Lesson #1 - Suffering is a mystery. We experience it, but we don’t understand it. We face the pain as courageously as we can, but our greatest, and only, desire is that it would just stop and go away! And the answer to “Why?” never seems to come. Eventually the pain may subside, but we can never forget it and we will never understand it.
Lesson #2 - Evil exists in this world in many forms and it comes at us in unanticipated ways. Most of the time, we can do little to gain relief from the evil, but our faith calls us to believe that God is still in control and that in the end, he will triumph gloriously. Evil is, but so is God.
Lesson #3 - The Adversary exists, he is real, and he is responsible for all of the sin and pain and tragedy and loss that befalls us. We may never understand why he must be, but he is. We may never understand why he must do, but he does. We may never understand why our loving and compassionate and merciful God would give us over to this evil, but it happens.
The one thing we must always understand and never forget, though, is this: that our God is God, and The Satan is not; that our God creates and blesses, but the Satan cannot; that our God gives but the Satan only takes away; that one blessed day, our God will be all that there is, and that The Satan will be no more.

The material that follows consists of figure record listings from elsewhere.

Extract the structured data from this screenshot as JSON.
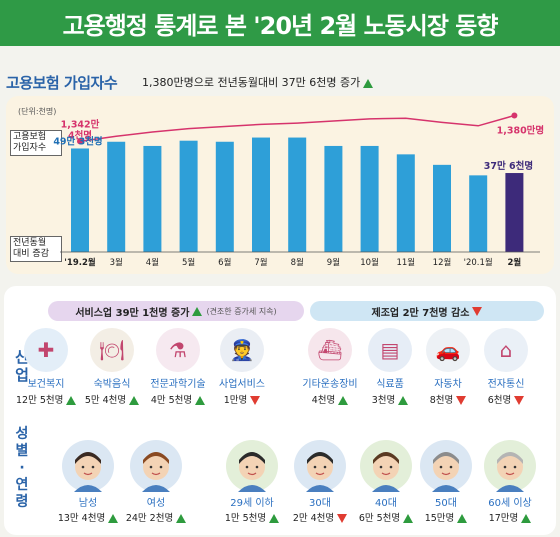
{
  "banner": {
    "title": "고용행정 통계로 본 '20년 2월 노동시장 동향"
  },
  "section1": {
    "title": "고용보험 가입자수",
    "subtitle": "1,380만명으로 전년동월대비 37만 6천명 증가"
  },
  "chart": {
    "unit": "(단위:천명)",
    "line_label": "고용보험\n가입자수",
    "bar_label": "전년동월\n대비 증감",
    "first_line_value": "1,342만\n4천명",
    "last_line_value": "1,380만명",
    "first_bar_value": "49만 3천명",
    "last_bar_value": "37만 6천명",
    "colors": {
      "bar": "#2e9fd8",
      "last_bar": "#3d2a7a",
      "line": "#d6336c"
    }
  },
  "chart_data": {
    "type": "bar",
    "categories": [
      "'19.2월",
      "3월",
      "4월",
      "5월",
      "6월",
      "7월",
      "8월",
      "9월",
      "10월",
      "11월",
      "12월",
      "'20.1월",
      "2월"
    ],
    "series": [
      {
        "name": "전년동월 대비 증감",
        "values": [
          493,
          525,
          505,
          530,
          525,
          545,
          545,
          505,
          505,
          465,
          415,
          365,
          376
        ]
      },
      {
        "name": "고용보험 가입자수",
        "values": [
          13424,
          13500,
          13560,
          13610,
          13640,
          13670,
          13690,
          13720,
          13750,
          13760,
          13700,
          13650,
          13800
        ]
      }
    ]
  },
  "industry": {
    "label": "산\n업",
    "service_pill": "서비스업 39만 1천명 증가",
    "service_note": "(견조한 증가세 지속)",
    "manufacturing_pill": "제조업 2만 7천명 감소",
    "items": [
      {
        "name": "보건복지",
        "value": "12만 5천명",
        "dir": "up",
        "icon": "health-icon"
      },
      {
        "name": "숙박음식",
        "value": "5만 4천명",
        "dir": "up",
        "icon": "food-icon"
      },
      {
        "name": "전문과학기술",
        "value": "4만 5천명",
        "dir": "up",
        "icon": "science-icon"
      },
      {
        "name": "사업서비스",
        "value": "1만명",
        "dir": "down",
        "icon": "security-guard-icon"
      },
      {
        "name": "기타운송장비",
        "value": "4천명",
        "dir": "up",
        "icon": "ship-icon"
      },
      {
        "name": "식료품",
        "value": "3천명",
        "dir": "up",
        "icon": "food-package-icon"
      },
      {
        "name": "자동차",
        "value": "8천명",
        "dir": "down",
        "icon": "car-icon"
      },
      {
        "name": "전자통신",
        "value": "6천명",
        "dir": "down",
        "icon": "wifi-laptop-icon"
      }
    ]
  },
  "demographic": {
    "label": "성\n별\n·\n연\n령",
    "items": [
      {
        "name": "남성",
        "value": "13만 4천명",
        "dir": "up"
      },
      {
        "name": "여성",
        "value": "24만 2천명",
        "dir": "up"
      },
      {
        "name": "29세 이하",
        "value": "1만 5천명",
        "dir": "up"
      },
      {
        "name": "30대",
        "value": "2만 4천명",
        "dir": "down"
      },
      {
        "name": "40대",
        "value": "6만 5천명",
        "dir": "up"
      },
      {
        "name": "50대",
        "value": "15만명",
        "dir": "up"
      },
      {
        "name": "60세 이상",
        "value": "17만명",
        "dir": "up"
      }
    ]
  }
}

Faith can never fully explain the origins of evil, but faith knows that ultimately, evil will not win. And Job had some friends who would come to help him to understand his situation, but that’s a topic for next week.
For today, know that God is God, and that he is our God. Job knew that, and it kept him strong every day of his life – through the good times as well as in the whirlwind. Know that the Lord is always there for us, too.